The Panel also made comments on two other issues although recognizing that neither was necessary given its primary finding that there was no excessive pricing of NICODERM. On the first issue, the off-setting of excess revenues, the Panel reiterated the views of earlier PMPRB Panel decisions that a patentee must maintain the price of a patented medicine at non-excessive levels on an annually averaged basis. On the second issue, the Panel accepted that Board Staff is entitled to rely on the VCU price of a patented product to set the MNE for other members of the therapeutic class. The Panel held that a VCU is not a negotiated price and that in accepting a VCU, the Chairperson or hearing panel must be satisfied that the MNE is in compliance with the Patent Act. Therefore, the Panel held that it is reasonable for Board Staff to rely on a VCU price when conducting therapeutic class price comparisons.
Interlocutory Matters Considered
While it is almost exactly 11 years since the Notice of Hearing was issued in this case, some significant decisions have been made in various interlocutory proceedings. First, the Board Panel held that the patentee was not the patentee in respect of the earliest patent alleged to give the Board jurisdiction.

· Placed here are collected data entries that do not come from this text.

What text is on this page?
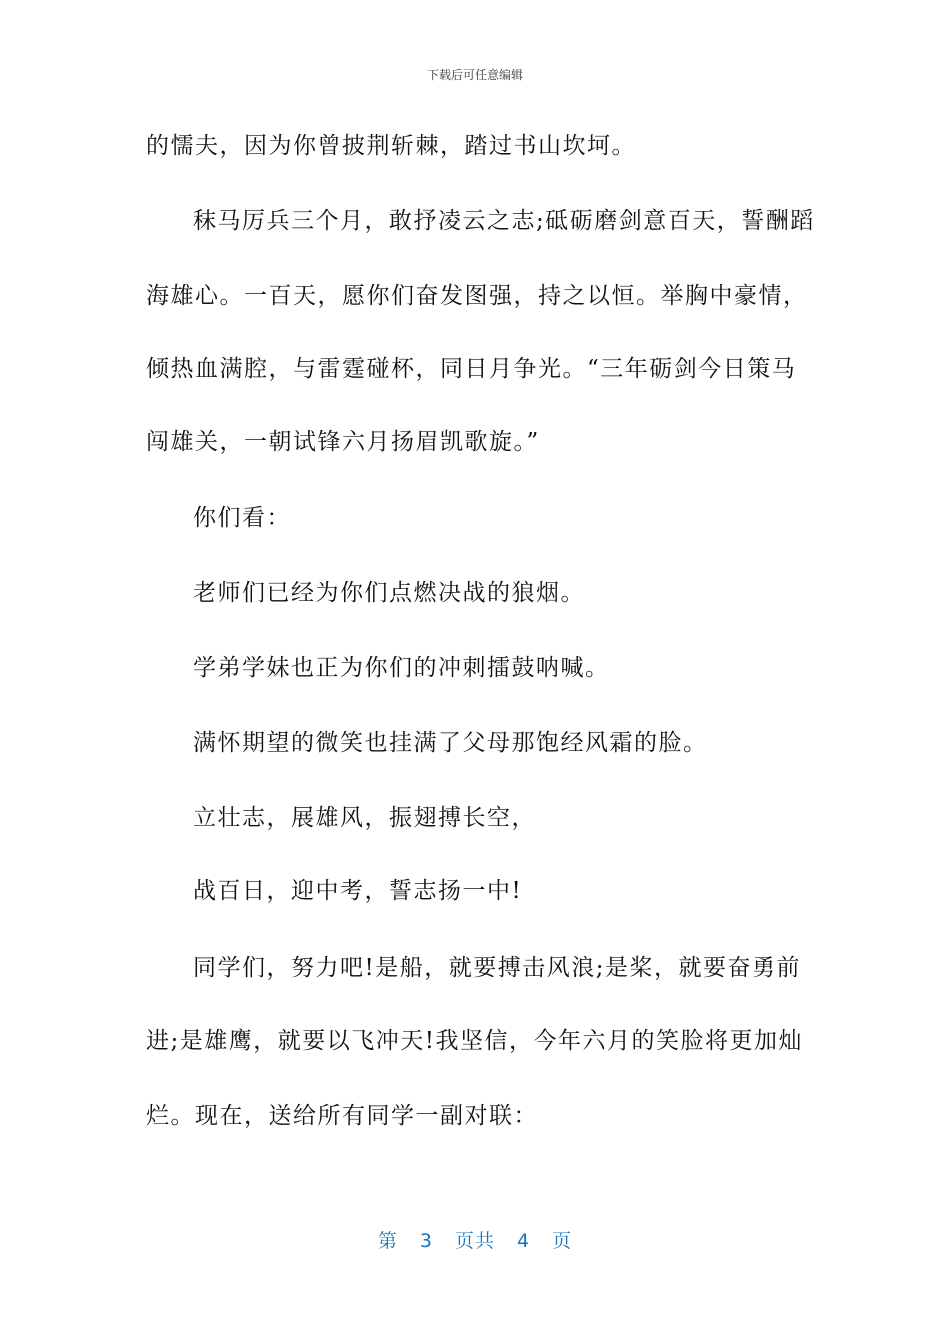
下载后可任意编辑
的懦夫，因为你曾披荆斩棘，踏过书山坎坷。
秣马厉兵三个月，敢抒凌云之志;砥砺磨剑意百天，誓酬蹈
海雄心。一百天，愿你们奋发图强，持之以恒。举胸中豪情，
倾热血满腔，与雷霆碰杯，同日月争光。“三年砺剑今日策马
闯雄关，一朝试锋六月扬眉凯歌旋。”
你们看：
老师们已经为你们点燃决战的狼烟。
学弟学妹也正为你们的冲刺擂鼓呐喊。
满怀期望的微笑也挂满了父母那饱经风霜的脸。
立壮志，展雄风，振翅搏长空，
战百日，迎中考，誓志扬一中!
同学们，努力吧!是船，就要搏击风浪;是桨，就要奋勇前
进;是雄鹰，就要以飞冲天!我坚信，今年六月的笑脸将更加灿
烂。现在，送给所有同学一副对联：
第 3 页共 4 页
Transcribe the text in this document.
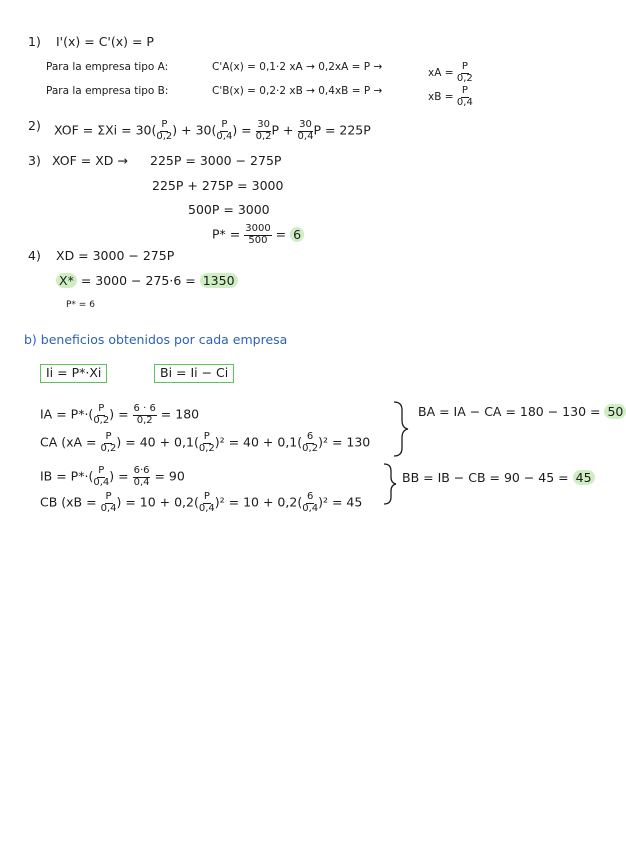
1) I'(x) = C'(x) = P
Para la empresa tipo A:	C'A(x) = 0,1·2 xA → 0,2xA = P →	xA = $\frac{P}{0,2}$
Para la empresa tipo B:	C'B(x) = 0,2·2 xB → 0,4xB = P →	xB = $\frac{P}{0,4}$
2) XOF = $\Sigma Xi = 30( \frac{P}{0,2}$ ) + $30( \frac{P}{0,4}$ ) = $\frac{30}{0,2}$ $P + \frac{30}{0,4}$ P = 225P
3) XOF = XD → 225P = 3000 − 275P
225P + 275P = 3000
500P = 3000
$P* = \frac{3000}{500} = 6$
4) XD = 3000 − 275P
X* = 3000 − 275·6 = 1350
P* = 6
b) beneficios obtenidos por cada empresa
Ii = P*·Xi	Bi = Ii − Ci
IA = $P*\cdot( \frac{P}{0,2}$ ) = $\frac{6 \cdot 6}{0,2} = 180$
CA ($xA = \frac{P}{0,2}$ ) = $40 + 0,1( \frac{P}{0,2} )^2 = 40 + 0,1( \frac{6}{0,2} )^2 = 130$
IB = $P*\cdot( \frac{P}{0,4}$ ) = $\frac{6\cdot 6}{0,4} = 90$
CB ($xB = \frac{P}{0,4}$ ) = $10 + 0,2( \frac{P}{0,4} )^2 = 10 + 0,2( \frac{6}{0,4} )^2 = 45$
BA = IA − CA = 180 − 130 = 50
BB = IB − CB = 90 − 45 = 45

While the Panel was unanimous that the patent in issue pertained to NICODERM, a majority, the Chair dissenting, held that the patent fell outside the licence agreement with the manufacturer.
Second, the Federal Court of Appeal upheld lower court decisions that Board Staff had no right to appear on a judicial review application commenced by the patentee. As Board Staff has no legal interest separate from that of the Board itself, it is also precluded from seeking the aid of the Court in respect of Board decisions that are contrary to the position advanced by Board Staff. The Federal Court of Appeal also upheld lower court decisions that the denial of distinct participation rights to Board Staff did not enlarge the limited rights of the Board itself in a judicial review application.
The Federal Court also decided that the Board enjoyed no jurisdiction over unissued patent applications.
The net effect of the various interlocutory proceedings and decisions was to substantially reduce, though not eliminate, the excess revenues alleged by Board Staff. The final decision held that there were no excess revenues. As noted above, this is the first time that a Board Panel has made such a determination after the conclusion of a hearing.